Yes, great question! The idea is to train a neural network to learn the neighboring words to a particular word. So in principle, words with similar neighbors will be close in the embedding, because the neural network sees them similarly. Then the embedding comes from looking at the penultimate layer in the neural network, which has a pretty good description of the words. So for example, the word 'apple' and the word 'pear' have similar neighboring words, so the neural network would output similar things. Therefore, at the penultimate layer, we'd imagine that the neural network must be carrying similar numbers for each of the words. The embeddings come out of here, so that's why the embeddings for 'apple' and 'pear' would be similar.
@@SerranoAcademythanks for clarifying i got confused coz i just want this huge neural network composed of multiple layers of smaller neural networks where the first one is the embedding layer not separate one , but generally everything now make sense now no matter the design
Does the whole "Once upon a time" already built gets fed again into the whole process again as a 'input' in order to get attached its next word/token?

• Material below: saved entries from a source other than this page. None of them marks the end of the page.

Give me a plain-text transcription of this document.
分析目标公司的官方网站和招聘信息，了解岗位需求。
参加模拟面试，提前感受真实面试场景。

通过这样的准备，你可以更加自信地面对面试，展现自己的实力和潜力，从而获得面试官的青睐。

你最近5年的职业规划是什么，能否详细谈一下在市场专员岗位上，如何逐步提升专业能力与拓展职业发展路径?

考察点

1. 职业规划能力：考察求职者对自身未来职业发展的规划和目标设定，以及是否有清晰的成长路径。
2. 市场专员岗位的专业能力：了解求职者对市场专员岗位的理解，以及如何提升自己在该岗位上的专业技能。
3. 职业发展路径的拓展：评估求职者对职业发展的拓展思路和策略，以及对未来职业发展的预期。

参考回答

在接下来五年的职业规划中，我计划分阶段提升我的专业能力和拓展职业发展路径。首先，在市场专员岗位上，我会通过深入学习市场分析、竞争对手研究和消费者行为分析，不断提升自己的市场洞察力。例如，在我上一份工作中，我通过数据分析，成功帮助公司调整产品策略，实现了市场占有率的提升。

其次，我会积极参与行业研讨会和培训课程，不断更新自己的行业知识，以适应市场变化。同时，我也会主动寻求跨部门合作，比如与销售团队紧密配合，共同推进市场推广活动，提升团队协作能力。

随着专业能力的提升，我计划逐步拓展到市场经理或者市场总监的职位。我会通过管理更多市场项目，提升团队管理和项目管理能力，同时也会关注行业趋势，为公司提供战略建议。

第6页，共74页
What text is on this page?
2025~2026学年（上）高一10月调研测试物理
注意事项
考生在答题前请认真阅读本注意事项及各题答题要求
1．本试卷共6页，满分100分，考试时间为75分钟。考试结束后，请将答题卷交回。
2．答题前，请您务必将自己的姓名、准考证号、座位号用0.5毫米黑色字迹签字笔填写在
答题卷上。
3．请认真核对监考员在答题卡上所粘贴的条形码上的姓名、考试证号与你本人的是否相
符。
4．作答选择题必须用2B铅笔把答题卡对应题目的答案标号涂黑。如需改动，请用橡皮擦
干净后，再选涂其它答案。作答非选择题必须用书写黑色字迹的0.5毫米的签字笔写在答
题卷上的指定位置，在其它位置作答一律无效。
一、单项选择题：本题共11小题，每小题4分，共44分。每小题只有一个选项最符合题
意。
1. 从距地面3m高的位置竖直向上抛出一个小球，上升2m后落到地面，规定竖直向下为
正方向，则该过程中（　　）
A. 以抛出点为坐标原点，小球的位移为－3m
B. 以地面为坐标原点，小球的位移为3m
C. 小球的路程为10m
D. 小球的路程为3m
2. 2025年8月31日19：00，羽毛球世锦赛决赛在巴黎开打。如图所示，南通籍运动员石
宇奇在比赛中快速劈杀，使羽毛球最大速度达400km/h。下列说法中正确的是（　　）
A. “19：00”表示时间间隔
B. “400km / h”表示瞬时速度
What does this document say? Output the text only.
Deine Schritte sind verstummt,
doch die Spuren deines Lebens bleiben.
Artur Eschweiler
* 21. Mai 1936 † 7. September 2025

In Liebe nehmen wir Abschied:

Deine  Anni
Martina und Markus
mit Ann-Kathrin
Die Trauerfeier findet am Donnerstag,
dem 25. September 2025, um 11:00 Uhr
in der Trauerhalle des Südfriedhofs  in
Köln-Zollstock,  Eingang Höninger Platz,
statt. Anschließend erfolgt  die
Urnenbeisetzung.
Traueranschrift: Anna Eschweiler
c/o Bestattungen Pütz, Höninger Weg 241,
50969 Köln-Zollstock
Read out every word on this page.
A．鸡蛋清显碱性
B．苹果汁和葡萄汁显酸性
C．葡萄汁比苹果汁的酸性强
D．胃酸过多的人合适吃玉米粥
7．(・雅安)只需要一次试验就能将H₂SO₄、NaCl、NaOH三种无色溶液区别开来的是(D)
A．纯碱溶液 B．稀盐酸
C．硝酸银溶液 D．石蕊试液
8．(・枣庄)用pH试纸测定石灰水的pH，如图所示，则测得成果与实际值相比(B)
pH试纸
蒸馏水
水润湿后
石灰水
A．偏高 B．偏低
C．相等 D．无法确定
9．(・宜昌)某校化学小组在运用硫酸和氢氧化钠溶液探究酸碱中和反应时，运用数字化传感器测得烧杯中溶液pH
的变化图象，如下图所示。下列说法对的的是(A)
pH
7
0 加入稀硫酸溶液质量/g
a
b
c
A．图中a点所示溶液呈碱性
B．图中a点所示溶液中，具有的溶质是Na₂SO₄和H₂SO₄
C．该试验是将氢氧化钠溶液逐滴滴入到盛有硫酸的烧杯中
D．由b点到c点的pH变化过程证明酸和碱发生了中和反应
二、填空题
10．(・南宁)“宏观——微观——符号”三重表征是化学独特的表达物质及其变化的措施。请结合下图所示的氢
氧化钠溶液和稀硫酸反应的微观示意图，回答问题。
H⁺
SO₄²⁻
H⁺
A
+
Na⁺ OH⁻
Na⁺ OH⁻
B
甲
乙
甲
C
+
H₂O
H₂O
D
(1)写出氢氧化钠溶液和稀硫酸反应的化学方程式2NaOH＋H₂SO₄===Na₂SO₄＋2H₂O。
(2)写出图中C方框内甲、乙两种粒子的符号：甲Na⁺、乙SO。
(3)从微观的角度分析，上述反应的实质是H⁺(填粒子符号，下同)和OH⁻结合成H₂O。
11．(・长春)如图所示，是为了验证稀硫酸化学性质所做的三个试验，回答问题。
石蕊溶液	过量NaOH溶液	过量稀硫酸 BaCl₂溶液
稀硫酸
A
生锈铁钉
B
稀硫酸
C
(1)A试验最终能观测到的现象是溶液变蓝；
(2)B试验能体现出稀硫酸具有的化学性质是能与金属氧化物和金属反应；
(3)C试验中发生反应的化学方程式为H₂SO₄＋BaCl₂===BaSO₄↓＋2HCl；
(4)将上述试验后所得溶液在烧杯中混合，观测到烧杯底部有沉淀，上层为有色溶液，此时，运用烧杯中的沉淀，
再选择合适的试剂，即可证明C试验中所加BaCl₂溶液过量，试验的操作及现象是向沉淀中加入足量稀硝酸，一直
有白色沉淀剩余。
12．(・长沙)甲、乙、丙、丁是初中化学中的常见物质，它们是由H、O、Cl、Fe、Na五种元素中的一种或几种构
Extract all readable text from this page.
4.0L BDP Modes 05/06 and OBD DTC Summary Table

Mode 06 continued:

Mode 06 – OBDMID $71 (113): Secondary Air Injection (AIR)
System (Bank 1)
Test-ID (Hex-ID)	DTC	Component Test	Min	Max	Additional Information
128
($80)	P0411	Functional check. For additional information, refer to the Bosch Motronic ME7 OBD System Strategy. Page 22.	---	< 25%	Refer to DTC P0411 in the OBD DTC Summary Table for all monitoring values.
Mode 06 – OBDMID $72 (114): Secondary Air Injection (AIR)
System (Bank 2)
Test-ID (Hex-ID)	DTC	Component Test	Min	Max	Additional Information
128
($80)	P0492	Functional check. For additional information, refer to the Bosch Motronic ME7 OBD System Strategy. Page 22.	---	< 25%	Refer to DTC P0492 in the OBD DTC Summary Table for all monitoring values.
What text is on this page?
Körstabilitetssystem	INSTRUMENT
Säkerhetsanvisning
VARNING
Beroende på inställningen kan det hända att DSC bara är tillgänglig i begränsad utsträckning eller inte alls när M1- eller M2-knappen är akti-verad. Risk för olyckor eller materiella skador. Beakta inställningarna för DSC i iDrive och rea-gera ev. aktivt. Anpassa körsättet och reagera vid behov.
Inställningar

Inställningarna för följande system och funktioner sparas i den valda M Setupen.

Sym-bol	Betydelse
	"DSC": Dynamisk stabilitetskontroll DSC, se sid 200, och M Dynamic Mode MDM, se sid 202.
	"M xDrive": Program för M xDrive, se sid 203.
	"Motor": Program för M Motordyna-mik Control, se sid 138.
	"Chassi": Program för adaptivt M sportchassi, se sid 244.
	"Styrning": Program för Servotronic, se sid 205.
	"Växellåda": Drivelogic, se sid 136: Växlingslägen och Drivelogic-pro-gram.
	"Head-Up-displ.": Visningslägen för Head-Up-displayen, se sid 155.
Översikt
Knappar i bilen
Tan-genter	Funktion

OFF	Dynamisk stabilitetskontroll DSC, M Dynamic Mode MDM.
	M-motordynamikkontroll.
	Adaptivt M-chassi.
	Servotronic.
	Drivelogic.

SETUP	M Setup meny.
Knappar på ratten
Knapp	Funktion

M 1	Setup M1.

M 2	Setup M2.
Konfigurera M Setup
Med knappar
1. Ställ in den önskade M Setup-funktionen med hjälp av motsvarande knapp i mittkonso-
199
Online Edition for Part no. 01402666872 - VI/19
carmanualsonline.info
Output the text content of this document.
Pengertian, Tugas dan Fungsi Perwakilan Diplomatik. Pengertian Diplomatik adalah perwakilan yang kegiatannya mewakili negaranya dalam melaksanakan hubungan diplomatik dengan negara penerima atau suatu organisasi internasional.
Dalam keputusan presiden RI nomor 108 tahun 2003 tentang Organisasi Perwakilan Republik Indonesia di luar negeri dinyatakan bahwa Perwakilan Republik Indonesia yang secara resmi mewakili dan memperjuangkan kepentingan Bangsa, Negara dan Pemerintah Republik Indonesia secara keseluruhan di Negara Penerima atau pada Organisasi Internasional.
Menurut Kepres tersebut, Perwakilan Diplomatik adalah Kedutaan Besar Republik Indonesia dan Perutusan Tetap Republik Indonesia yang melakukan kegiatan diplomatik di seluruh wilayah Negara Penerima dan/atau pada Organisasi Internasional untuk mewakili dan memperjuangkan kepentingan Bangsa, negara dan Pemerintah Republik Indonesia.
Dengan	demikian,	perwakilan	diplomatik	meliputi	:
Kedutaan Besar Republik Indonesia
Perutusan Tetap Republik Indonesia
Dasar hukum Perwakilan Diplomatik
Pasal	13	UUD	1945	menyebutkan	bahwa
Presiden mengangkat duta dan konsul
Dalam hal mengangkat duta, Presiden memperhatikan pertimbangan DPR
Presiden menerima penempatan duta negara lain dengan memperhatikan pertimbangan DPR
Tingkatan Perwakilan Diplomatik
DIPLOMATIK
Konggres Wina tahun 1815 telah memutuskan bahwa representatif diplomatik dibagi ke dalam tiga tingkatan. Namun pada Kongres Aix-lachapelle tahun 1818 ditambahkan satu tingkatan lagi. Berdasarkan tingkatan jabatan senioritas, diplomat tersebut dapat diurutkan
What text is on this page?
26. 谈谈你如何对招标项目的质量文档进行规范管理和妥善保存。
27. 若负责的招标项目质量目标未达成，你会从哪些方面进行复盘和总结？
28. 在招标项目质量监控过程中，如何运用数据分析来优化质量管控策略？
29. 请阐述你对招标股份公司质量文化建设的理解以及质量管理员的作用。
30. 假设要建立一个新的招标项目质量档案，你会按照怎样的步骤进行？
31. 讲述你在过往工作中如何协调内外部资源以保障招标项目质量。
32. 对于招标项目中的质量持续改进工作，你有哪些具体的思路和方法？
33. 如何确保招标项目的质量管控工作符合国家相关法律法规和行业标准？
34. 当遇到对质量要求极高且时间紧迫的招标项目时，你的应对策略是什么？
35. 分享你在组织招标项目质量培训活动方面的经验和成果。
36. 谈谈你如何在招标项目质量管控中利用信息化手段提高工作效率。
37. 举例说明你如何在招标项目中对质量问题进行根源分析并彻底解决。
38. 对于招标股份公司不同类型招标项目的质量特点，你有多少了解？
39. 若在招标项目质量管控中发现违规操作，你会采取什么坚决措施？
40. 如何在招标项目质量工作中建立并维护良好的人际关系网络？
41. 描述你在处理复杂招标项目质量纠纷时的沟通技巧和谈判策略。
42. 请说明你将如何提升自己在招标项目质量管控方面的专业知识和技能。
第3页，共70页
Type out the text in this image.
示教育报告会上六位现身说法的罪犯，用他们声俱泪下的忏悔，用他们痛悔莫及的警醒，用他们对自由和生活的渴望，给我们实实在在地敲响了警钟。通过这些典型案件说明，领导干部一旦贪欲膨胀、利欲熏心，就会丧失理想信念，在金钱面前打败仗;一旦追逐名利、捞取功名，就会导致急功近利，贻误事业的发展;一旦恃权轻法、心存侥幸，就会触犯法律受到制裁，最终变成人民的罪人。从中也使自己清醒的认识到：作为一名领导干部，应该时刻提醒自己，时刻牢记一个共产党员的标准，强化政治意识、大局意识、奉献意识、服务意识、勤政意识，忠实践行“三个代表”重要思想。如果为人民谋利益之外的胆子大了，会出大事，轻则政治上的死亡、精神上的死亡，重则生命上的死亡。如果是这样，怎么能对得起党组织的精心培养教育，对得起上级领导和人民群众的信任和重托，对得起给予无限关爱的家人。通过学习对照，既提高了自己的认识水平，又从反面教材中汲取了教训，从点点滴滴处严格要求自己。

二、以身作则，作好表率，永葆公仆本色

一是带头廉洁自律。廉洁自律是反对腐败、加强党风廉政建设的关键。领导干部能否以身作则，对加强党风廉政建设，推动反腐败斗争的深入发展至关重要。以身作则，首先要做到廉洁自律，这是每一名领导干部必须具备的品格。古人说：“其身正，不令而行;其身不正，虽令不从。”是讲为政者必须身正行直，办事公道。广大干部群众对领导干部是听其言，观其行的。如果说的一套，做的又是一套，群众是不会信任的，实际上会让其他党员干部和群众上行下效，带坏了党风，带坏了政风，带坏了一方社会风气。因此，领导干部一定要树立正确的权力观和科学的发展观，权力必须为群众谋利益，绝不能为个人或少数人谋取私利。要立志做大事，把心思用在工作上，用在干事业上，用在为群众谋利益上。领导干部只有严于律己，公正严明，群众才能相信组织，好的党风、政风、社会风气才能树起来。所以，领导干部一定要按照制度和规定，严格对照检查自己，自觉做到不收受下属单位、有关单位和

In order words, is it like a cycling again and again untill a "seemengly complete" answer is generated?
If this is the case, it would be a whole lot of inefficiency and explains why so much electricity is consumed!!
Please answer this crucial detail.
Ooh thanxs for mentioning Emmy Noether
Yayy!!! Huge fan of Emmy! :)
Excellent video, will be good to indicate what encoder - decoder model is in transformers. Couldnt figure that out here.
Thanks! Yes that's something I'm trying to make sense of, perhaps in a future video. In the meantime, this blog post is the best place to go for that:
jalammar.github.io/illustrated-transformer/
While training model if it shows wrong answer how it is corrected?
I like your videos. Can you post a quiz after each of your videos?